Saturday, December 01, 2012
Halo: The Thursday War Review
When I received my copy of Halo: The Thursday War, I admit that I had very strong reservations about it. For those unaware, it's the second novel in Karen Traviss' Kilo-Five trilogy, and the first novel, Halo: Glasslands, was one I did not enjoy at all (reviewed here). Halo: Glasslands just got so much wrong, taking established canon and established characters and changing them for no reason at all, that I personally found the whole novel rather frustrating.

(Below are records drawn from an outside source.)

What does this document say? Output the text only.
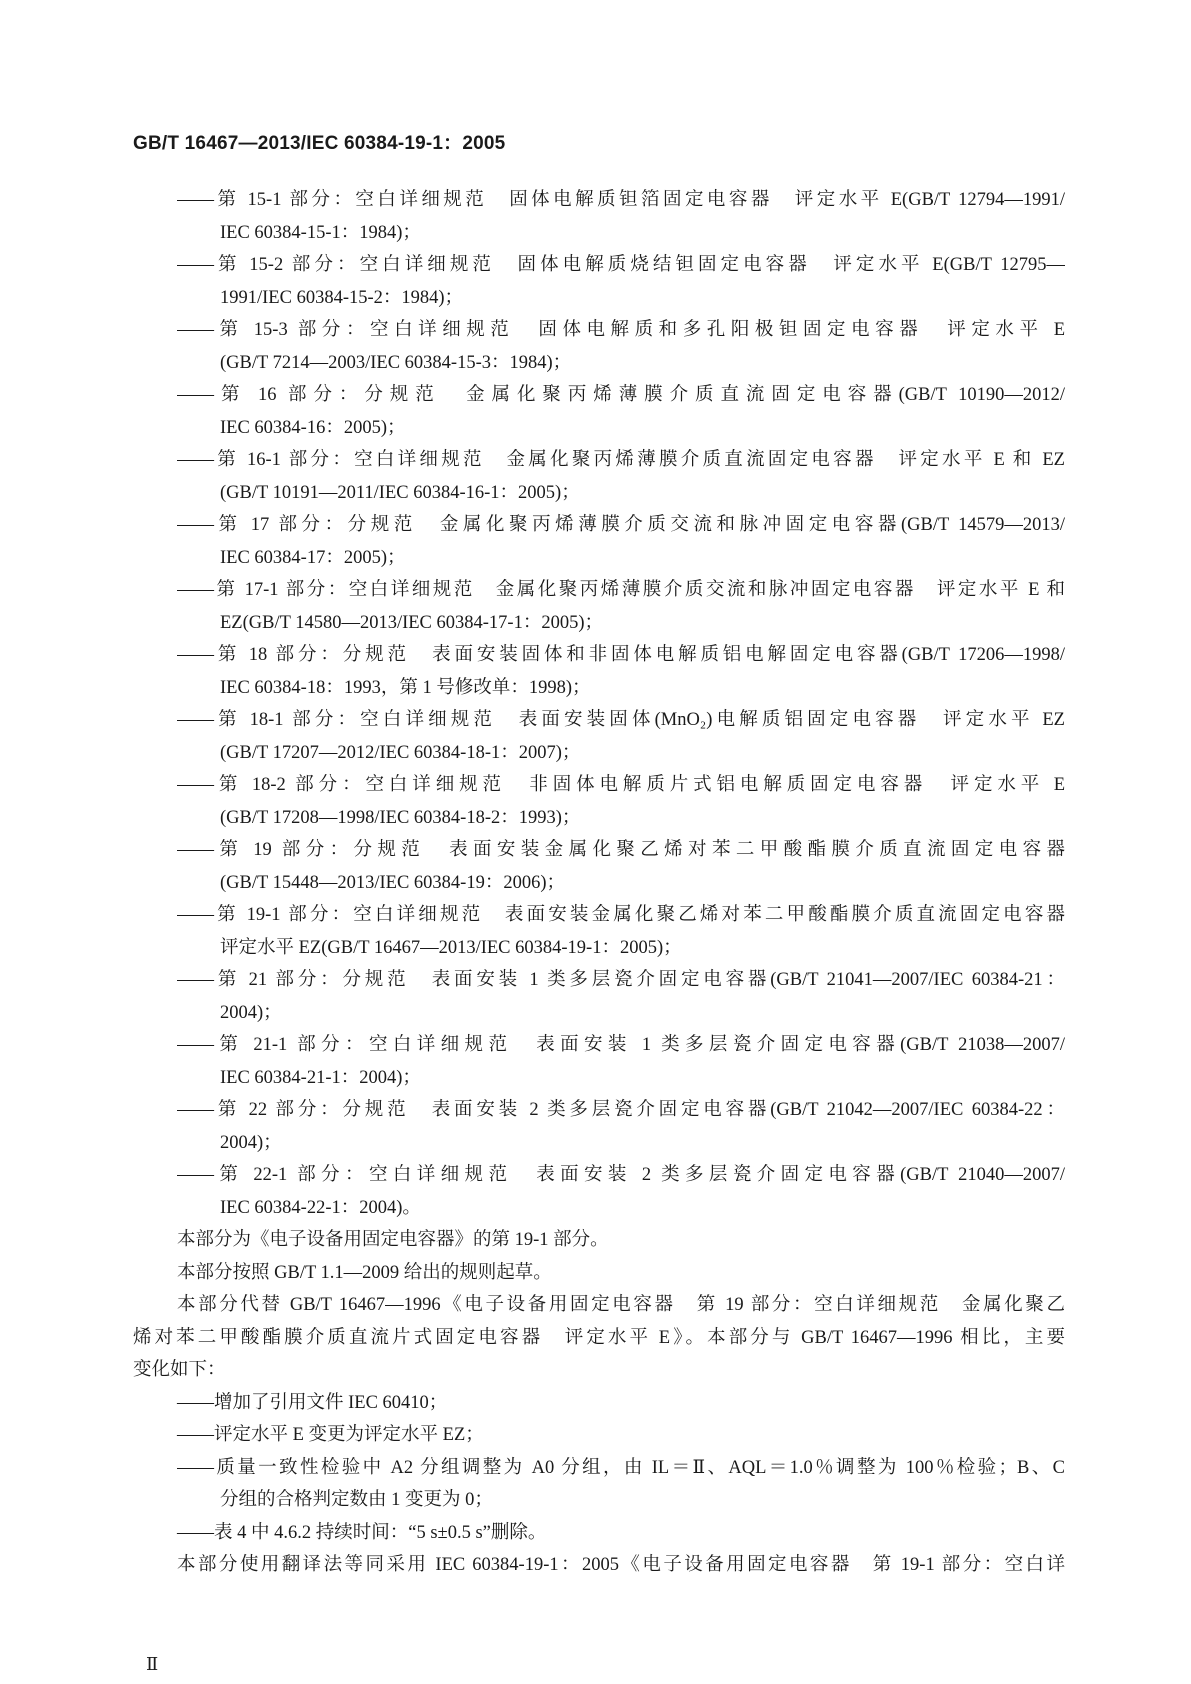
GB/T 16467—2013/IEC 60384-19-1：2005
——第 15-1 部分：空白详细规范　固体电解质钽箔固定电容器　评定水平 E(GB/T 12794—1991/
IEC 60384-15-1：1984)；
——第 15-2 部分：空白详细规范　固体电解质烧结钽固定电容器　评定水平 E(GB/T 12795—
1991/IEC 60384-15-2：1984)；
——第 15-3 部分：空白详细规范　固体电解质和多孔阳极钽固定电容器　评定水平 E
(GB/T 7214—2003/IEC 60384-15-3：1984)；
——第 16 部分：分规范　金属化聚丙烯薄膜介质直流固定电容器(GB/T 10190—2012/
IEC 60384-16：2005)；
——第 16-1 部分：空白详细规范　金属化聚丙烯薄膜介质直流固定电容器　评定水平 E 和 EZ
(GB/T 10191—2011/IEC 60384-16-1：2005)；
——第 17 部分：分规范　金属化聚丙烯薄膜介质交流和脉冲固定电容器(GB/T 14579—2013/
IEC 60384-17：2005)；
——第 17-1 部分：空白详细规范　金属化聚丙烯薄膜介质交流和脉冲固定电容器　评定水平 E 和
EZ(GB/T 14580—2013/IEC 60384-17-1：2005)；
——第 18 部分：分规范　表面安装固体和非固体电解质铝电解固定电容器(GB/T 17206—1998/
IEC 60384-18：1993，第 1 号修改单：1998)；
——第 18-1 部分：空白详细规范　表面安装固体(MnO₂)电解质铝固定电容器　评定水平 EZ
(GB/T 17207—2012/IEC 60384-18-1：2007)；
——第 18-2 部分：空白详细规范　非固体电解质片式铝电解质固定电容器　评定水平 E
(GB/T 17208—1998/IEC 60384-18-2：1993)；
——第 19 部分：分规范　表面安装金属化聚乙烯对苯二甲酸酯膜介质直流固定电容器
(GB/T 15448—2013/IEC 60384-19：2006)；
——第 19-1 部分：空白详细规范　表面安装金属化聚乙烯对苯二甲酸酯膜介质直流固定电容器
评定水平 EZ(GB/T 16467—2013/IEC 60384-19-1：2005)；
——第 21 部分：分规范　表面安装 1 类多层瓷介固定电容器(GB/T 21041—2007/IEC 60384-21：
2004)；
——第 21-1 部分：空白详细规范　表面安装 1 类多层瓷介固定电容器(GB/T 21038—2007/
IEC 60384-21-1：2004)；
——第 22 部分：分规范　表面安装 2 类多层瓷介固定电容器(GB/T 21042—2007/IEC 60384-22：
2004)；
——第 22-1 部分：空白详细规范　表面安装 2 类多层瓷介固定电容器(GB/T 21040—2007/
IEC 60384-22-1：2004)。
本部分为《电子设备用固定电容器》的第 19-1 部分。
本部分按照 GB/T 1.1—2009 给出的规则起草。
本部分代替 GB/T 16467—1996《电子设备用固定电容器　第 19 部分：空白详细规范　金属化聚乙
烯对苯二甲酸酯膜介质直流片式固定电容器　评定水平 E》。本部分与 GB/T 16467—1996 相比，主要
变化如下：
——增加了引用文件 IEC 60410；
——评定水平 E 变更为评定水平 EZ；
——质量一致性检验中 A2 分组调整为 A0 分组，由 IL＝Ⅱ、AQL＝1.0％调整为 100％检验；B、C
分组的合格判定数由 1 变更为 0；
——表 4 中 4.6.2 持续时间：“5 s±0.5 s”删除。
本部分使用翻译法等同采用 IEC 60384-19-1：2005《电子设备用固定电容器　第 19-1 部分：空白详
Ⅱ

Not only was I disappointed with Halo: Glasslands, but many fans were as well, and a huge discussion thread appeared on the official Halo Forums debating it. I don't know if Traviss and 343 Industries took all the fan criticism to heart or if the plot development of Halo: The Thursday War was already planned out, but I'm relieved to say it's a significant improvement.
Picking up where Halo: Glasslands left off, Osman and the rest of Kilo-Five race back to Sangheilios to rescue Philips who's caught up in the beginning of the Sangheili Civil War. I'm very happy to say the Brute Gardeners rebel right in the first chapter and are dealt with, forcing Avu Med 'Telcam to move against the Arbiter prematurely. This grants ONI an opportunity to further manipulate events in their favour and provides Philips with the means to explore some Forerunner ruins with implications that lead into the story of Halo 4.
Meanwhile on Trevelyan, the renamed Forerunner Shield World once known as Onyx, an ONI scientist continues to study Jul 'Mdama, who himself searches for a way to escape the artificial world so he can warn his people about the human's manipulation.
The two primary locations in the book, Sangheilios and Trevelyan, feature very different tones as one deals with gritty war and combat while the other is all veiled calm and quasi religious reverence, but both focus heavily on Forerunner details and foreshadow much of the Didact and his role in Halo 4. On Trevelyan we also get to learn some very interesting new facts about the Huragok, which I personally found quite interesting.
We also get to read about the Infinity's maiden voyage, and see what it can really do as a ship built to dominate against the best the Covenant has to offer. We get to learn about the weapons it has, the Forerunner enhancements the ship has over other vessels in the UNSC fleet (both by design and bu addition courtesy of the Huragok), and the impact the vessel makes immediately on intergalactic politics.
Since Halo: Glasslands is published and canon, not everything can be changed or corrected in Halo: The Thursday War, but the novel is laid out in such a way to minimize the errors of the previous novel. For example, the Spartan-II's and Spartan-III's are completely absent, as is Chief Mendez, which is a very good thing as their lack of presence means the characters can't be changed any further. Established characters like Admiral Hood and the Arbiter are featured, however the former was never hugely developed in previous works (novels or games) and Traviss gets to really flesh him out and make him that much more real. The Arbiter is mentioned significantly but only appears sparingly, which I feel was a very smart move.
Traviss' core strength, in my opinion, has always been character development (not to make light of her military expertise), and she works best with new characters or ones she's created or guided from the beginning. Halo: The Thursday War plays up on that, whether it's the strong dynamic between the members of Kilo-Five to the back and forth between Parangosky and Hood, there's a lot of action in both the literal and figurative sense.
Having said that though, in recent years I've found she tends to get a bit too repetitive with character's empathy towards one another. One strong example from the novel would be Naomi-010's feelings dealing with the fact that her father is an insurrectionist, and while it's important and quite essential to explore this character dynamic, the nail gets hit on the head far too often. We know it's hard and that she finds it difficult to deal with but keeps her real feelings bottled up, and we know the other members of Kilo-Five find it hard in general and for her, but really, we don't need to be told or reminded as often as we do.
Despite that though, I must say that I did enjoy Halo: The Thursday War. It's not the strongest novel for the franchise and not Traviss' best work, but it's leaps and bounds beyond its predecessor and that gives me a great sense of optimism for the next novel in the series. If it improves over Halo: The Thursday War as much as Halo: The Thursday War did over Halo: Glasslands, then we'll be in for one heck of a treat. The novel leaves lots of very interesting questions to be answered, and I am looking forward to see just how things wrap up.